In order to fully understand what the true applications of blockchain are going to be within their organizations, CFOs must dissect the functions within their finance department and look for certain characteristics within its processes. Below, I’ve outlined the top three things that CFOs and finance teams should look for when projecting how blockchain may impact their business’s financial operations.
#1 Reconciliation-Heavy Processes
As the business ecosystem becomes more and more connected, business-to-business transactions become easier and more commonplace. Yet, modern day finance departments continue to function independent of their trading partners. The result of this siloed approach is the abundance of reconciliation necessary to ensure each party’s ledgers are in agreement. The risk of errors or even fraud is completely reliant on the design and operating effectiveness of each organization’s internal controls.
With the emergence of distributed ledger technology of blockchain, transactions have the potential to be verified in near real time.

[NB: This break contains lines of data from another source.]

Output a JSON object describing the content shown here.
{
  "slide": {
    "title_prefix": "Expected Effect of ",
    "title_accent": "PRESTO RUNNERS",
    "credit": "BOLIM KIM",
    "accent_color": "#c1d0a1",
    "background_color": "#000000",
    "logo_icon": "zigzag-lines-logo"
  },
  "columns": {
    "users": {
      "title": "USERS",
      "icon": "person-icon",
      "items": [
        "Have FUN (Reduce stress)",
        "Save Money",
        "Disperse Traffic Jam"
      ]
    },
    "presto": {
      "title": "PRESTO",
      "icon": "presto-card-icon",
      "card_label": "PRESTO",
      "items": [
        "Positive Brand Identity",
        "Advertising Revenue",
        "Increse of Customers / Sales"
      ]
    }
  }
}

Connecting the parties via a shared ledger significantly decreases the risk of errors or fraud and eliminates the need for reconciliations among the parties involved.
CFOs and controllers should be in constant communication with their enterprise resource planning system provider regarding what changes are anticipated with respect to blockchain.
#2 Processes Involving Manual Data Entry
Even though there have been numerous technological breakthroughs since the invention of the personal computer, the reality is that organizations are still in the process of switching over to a paperless environment. With that conversion comes hours upon hours of manual data entry and validation. Data entry is not only time consuming, but it also carries a large error rate. Data entry often results from the need to transpose figures from one report format to another in order for its utilization to be fully optimal.
One of the advantages of blockchain is that it provides structure to the data that resides on the ledger. Rather than being tied to certain reporting formats of traditional enterprise resource planning systems, the open-source nature of blockchain gives users and report writers access to the unstructured data tables. In essence, this allows the presentation of the data to be very customizable to an organization, yet standardized to the participants of the network. This organized flexibility is sure to result in a decreased need for manual data entry.
CFOs and their teams should perform a high-level review of the data transformation process from their system’s output to what is presented to the executive group in order to gain an understanding of the benefits of having structured yet flexible datasets.
#3 Processes that Include Multiple Parties and/or Intermediaries
Many organizations state that they value transparency but many often unintentionally come up short of that goal. This gap is all too often because organizations find difficulty in separating data that’s proprietary and data that’s privy to a wider audience. Today’s accounting systems can fall short of providing the flexibility to properly categorize data, which results in a long and laborious process to deliver on commitments to be transparent.
The best of both worlds is possible with blockchain. With the capabilities of encryption and cryptography, blockchain technology allows for transparency where deemed appropriate and confidentiality of sensitive information. Each intermediary within a process creates additional inefficiencies as well as a higher risk of error. Having this level of control over data eliminates a lot of the need for intermediaries.
Finance teams and leaders should create flowcharts detailing how they fit in the supply chain for the primary products and services bought and sold by the company. This diagram will come in handy when evaluating the various parties that may be co-participants on your blockchain networks.
Example and Final Thoughts
To shed a different light on the efficiencies that blockchain may create, consider for instance the relatively simple process of wiring funds internationally. In today’s set up, it often takes one or two full business days for a transaction to clear. The sender will initiate the transaction through his or her financial institution via a set of instructions. Depending on those instructions, which bank the recipient is using and what country the recipient resides, the sender’s bank will determine how to proceed. It’s likely that the wire will have to go through a clearinghouse, such as Fedwire or SWIFT. Due to the number of intermediaries involved, fees for outgoing international bank wires range from $25 to $50 each, and they often times don’t include any differences resulting from foreign currency exchange. The process is so inefficient that companies such as TransferWise and OFX exist strictly to capitalize on this inefficiency.
With the bitcoin blockchain, funds can be transferred anywhere in the world in ten minutes or less. The only parties involved in the transaction are the sender and recipient, and therefore, fees are nominal. Average fees for transferring bitcoins vary depending on the transactional volume at the time of transfer. As of November 2018, the average fee to transfer bitcoin to another user has ranged from 36 to 78 cents. If this illustration demonstrates the efficiencies that blockchain may create for an individual in this circumstance, imagine the efficiencies it may create for your company’s finance team.